The mental model: treat the AI agent like a new hire. Give them their own credentials. Scope their access. Don’t share your personal keys.

Verification

The agent needs tools to verify its own work.

I use Playwright. The agent can spin up a browser, navigate to the feature it just built, click through the UI, take screenshots, and check that things work end-to-end. Not “the code compiles.” Not “the tests pass.” Actually: “the user can do the thing.”

This matters because agents are trained to declare success. If you don’t give them a way to genuinely verify their work, they’ll just tell you it’s done. Give them Playwright and teach them to use it, and they’ll actually check.

In my specs, I include a “manual testing” section that describes exactly how to verify the feature. The agent reads it, does the verification, and reports back. It doesn’t catch everything, but it catches the “four working components that don’t work together” failures that used to burn me.

Letting go

I packaged this into a tool called BranchBox. It’s an open-source engine for spinning up isolated dev environments per Git branch. Every feature gets its own worktree, devcontainer, Docker network, database, ports, and tunnels. No collisions. No shared state.

I’ve been running this setup for a few months now. For the first time, I can actually use YOLO mode.

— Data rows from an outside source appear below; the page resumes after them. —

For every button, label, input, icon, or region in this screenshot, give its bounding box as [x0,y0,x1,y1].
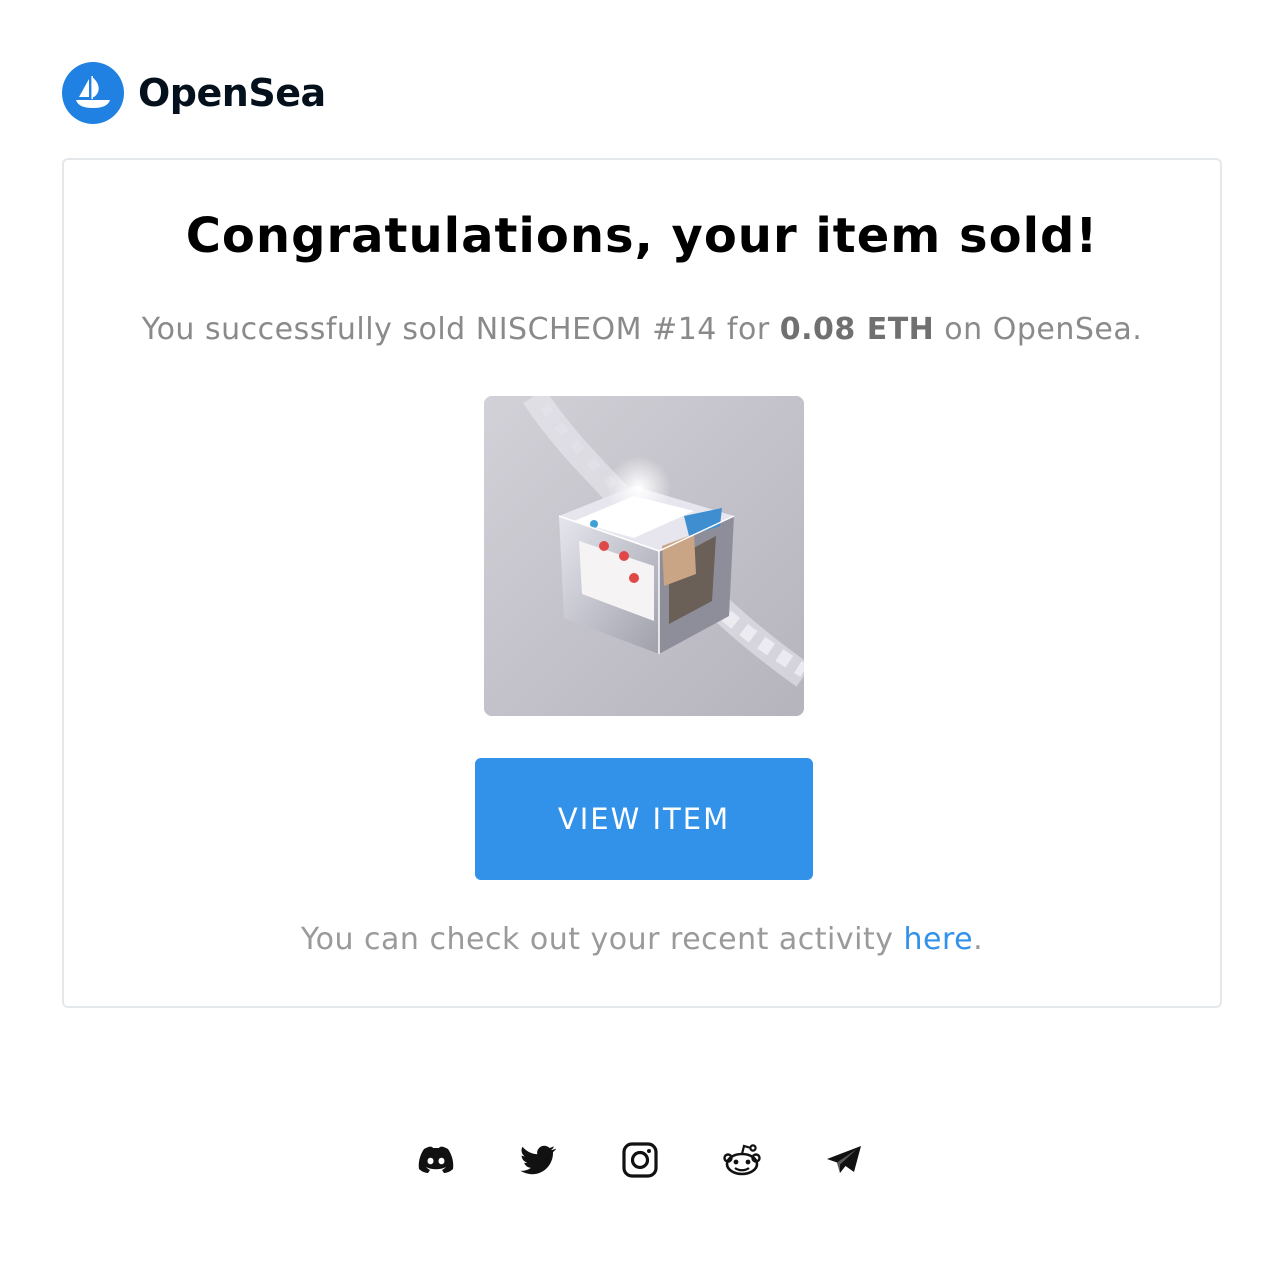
instagram-icon[interactable] [620,1140,660,1180]
activity-message-prefix: You can check out your recent activity [300,922,904,957]
reddit-icon[interactable] [722,1140,762,1180]
brand-header[interactable]: OpenSea [62,62,326,124]
email-page: OpenSea Congratulations, your item sold!… [0,0,1280,1280]
sold-message: You successfully sold NISCHEOM #14 for 0… [64,312,1220,347]
item-image[interactable] [484,396,804,716]
sold-message-prefix: You successfully sold NISCHEOM #14 for [141,312,780,347]
notification-card: Congratulations, your item sold! You suc… [62,158,1222,1008]
opensea-logo-icon [62,62,124,124]
activity-message: You can check out your recent activity h… [64,922,1220,957]
activity-message-suffix: . [973,922,984,957]
brand-name: OpenSea [138,71,326,115]
sale-price: 0.08 ETH [779,312,935,347]
social-links [0,1140,1280,1180]
activity-here-link[interactable]: here [904,922,974,957]
headline: Congratulations, your item sold! [185,208,1099,264]
telegram-icon[interactable] [824,1140,864,1180]
view-item-button[interactable]: VIEW ITEM [475,758,813,880]
discord-icon[interactable] [416,1140,456,1180]
sold-message-suffix: on OpenSea. [934,312,1143,347]
twitter-icon[interactable] [518,1140,558,1180]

I kick off an agent. I point it at the spec. I walk away. I come back to work that holds up. Not always—the agent still makes mistakes. But when it breaks things, it breaks them in a container I can throw away. The blast radius is zero.

YOLO mode only works when YOLO can’t hurt you.

What’s next

I’m still refining this. The patterns keep evolving.

Throughout December, I’ll write more about specific pieces: automating tunnel provisioning, structuring the docs/backlog workflow, teaching agents to verify with Playwright.

If you’re building something similar, I’d love to hear what’s working. And if you want to try BranchBox, it’s on GitHub.

The model isn’t the bottleneck anymore. The environment was. Once I fixed that, I could finally stop babysitting and start shipping.